By default, CloudFlare’s CDN tries to cache as much as possible to get the best possible performance. This caused a problem for our HTTP/2 demo because various browsers were caching the image tiles locally, rendering our demo page rather useless. To fix this, we forced both the HTTP/1.1 and HTTP/2 CDNs to cache everything edgeside, but store nothing in the local browser cache.
A Nifty Firefox Caching Bug/Feature
If you’re a Firefox user, you’ll notice that when you hit the Reload button on the demo page, the full image will display immediately even though the timers keep counting. This is because Firefox doesn’t respect our instructions to not cache the image tiles in the browser, even though we explicitly tell it not to.

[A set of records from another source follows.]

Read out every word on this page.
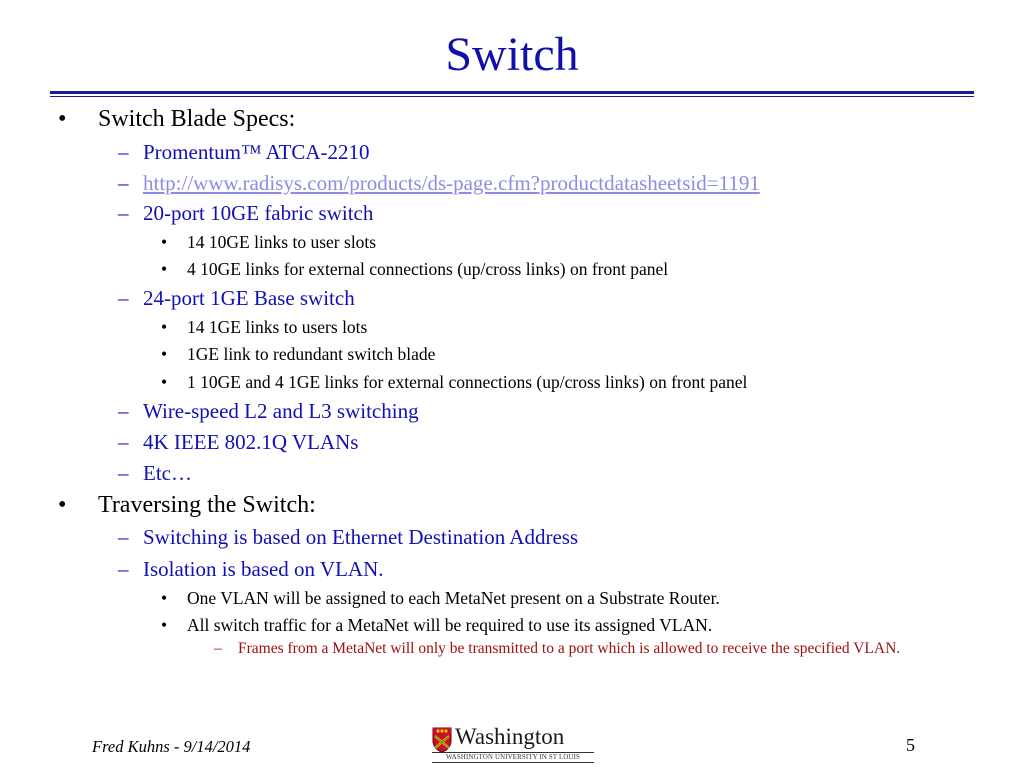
Switch
• Switch Blade Specs:
– Promentum™ ATCA-2210
– http://www.radisys.com/products/ds-page.cfm?productdatasheetsid=1191
– 20-port 10GE fabric switch
• 14 10GE links to user slots
• 4 10GE links for external connections (up/cross links) on front panel
– 24-port 1GE Base switch
• 14 1GE links to users lots
• 1GE link to redundant switch blade
• 1 10GE and 4 1GE links for external connections (up/cross links) on front panel
– Wire-speed L2 and L3 switching
– 4K IEEE 802.1Q VLANs
– Etc…
• Traversing the Switch:
– Switching is based on Ethernet Destination Address
– Isolation is based on VLAN.
• One VLAN will be assigned to each MetaNet present on a Substrate Router.
• All switch traffic for a MetaNet will be required to use its assigned VLAN.
– Frames from a MetaNet will only be transmitted to a port which is allowed to receive the specified VLAN.
Fred Kuhns - 9/14/2014	Washington
WASHINGTON UNIVERSITY IN ST LOUIS
5
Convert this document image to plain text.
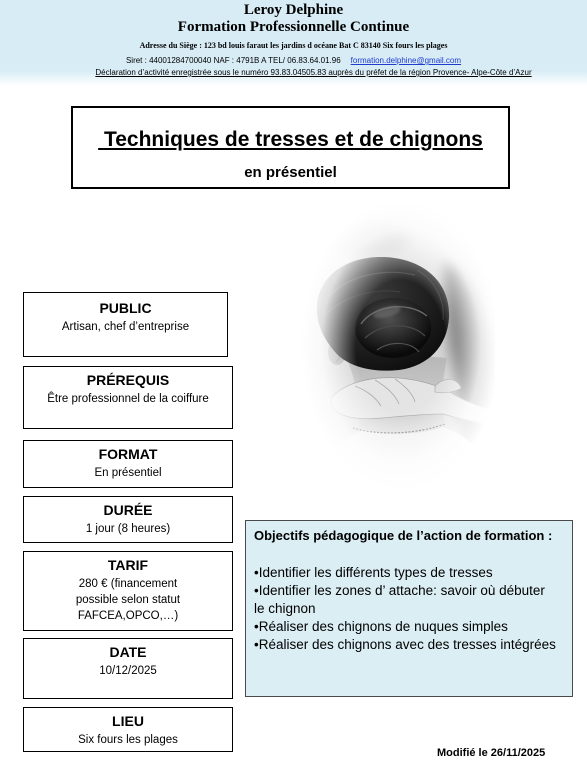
Leroy Delphine
Formation Professionnelle Continue
Adresse du Siège : 123 bd louis faraut les jardins d océane Bat C 83140 Six fours les plages
Siret : 44001284700040 NAF : 4791B A TEL/ 06.83.64.01.96 formation.delphine@gmail.com
Déclaration d’activité enregistrée sous le numéro 93.83.04505.83 auprès du préfet de la région Provence- Alpe-Côte d’Azur
Techniques de tresses et de chignons
en présentiel
PUBLIC
Artisan, chef d’entreprise
PRÉREQUIS
Être professionnel de la coiffure
FORMAT
En présentiel
DURÉE
1 jour (8 heures)
TARIF
280 € (financement
possible selon statut
FAFCEA,OPCO,…)
DATE
10/12/2025
LIEU
Six fours les plages
Objectifs pédagogique de l’action de formation :
•Identifier les différents types de tresses
•Identifier les zones d’ attache: savoir où débuter le chignon
•Réaliser des chignons de nuques simples
•Réaliser des chignons avec des tresses intégrées
Modifié le 26/11/2025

Firefox made a decision some years ago to cache everything, including assets with no-cache headers. The rationale behind it is actually quite sound—it allows immediate forward/back navigation and better offline browsing functionality. With the exception of these kinds of demos, there’s no real downside.
Anyways, if you want to reload the demo in Firefox with the correct image-loading behavior, you can do a hard refresh with
Part of CloudFlare’s unique value proposition for HTTP/2 is an automatic SPDY fallback. When a visitor’s browser supports HTTP/2, our edge network will use HTTP/2. If it supports SPDY but not HTTP/2, we’ll respond in SPDY. Otherwise, we’ll fall back to HTTP/1.1. As discussed in our HTTP/2 announcement blog post, this lets us continue supporting about 57% of Internet users that are SPDY-enabled, but not HTTP/2-enabled.
So, if you’re using Safari 8 or an Android browser, don’t worry! You may not be able to see the HTTP/2 demo, but our edge servers will fall back to SPDY, which should provide similar results.
Remember, It’s a Demonstration, Not a Simulation
The goal of our HTTP/2 demo is to clearly visualize the main benefits of HTTP/2 in a real-world environment. While it’s served up by real CDNs and transmitted over the same Internet cables that everybody else uses, it’s still an idealized scenario. The large number of image tiles highlights the efficiency of HTTP/2 multiplexing, but it’s not necessarily representative of your average web page.
It’s hard to provide general predictions about the performance improvements that any individual website can expect to see with HTTP/2 because it depends heavily on the structure of your web pages. If your website loads 200 tiny images simultaneously, then you’ll likely see speedups similar to our demo. Most web pages rely on fewer external assets, which means they may have less dramatic performance gains.
However, the HTTP/2 protocol was designed specifically to reduce web page load times as perceived by end users. The typical website should see some kind of significant performance gain just by switching to HTTP/2.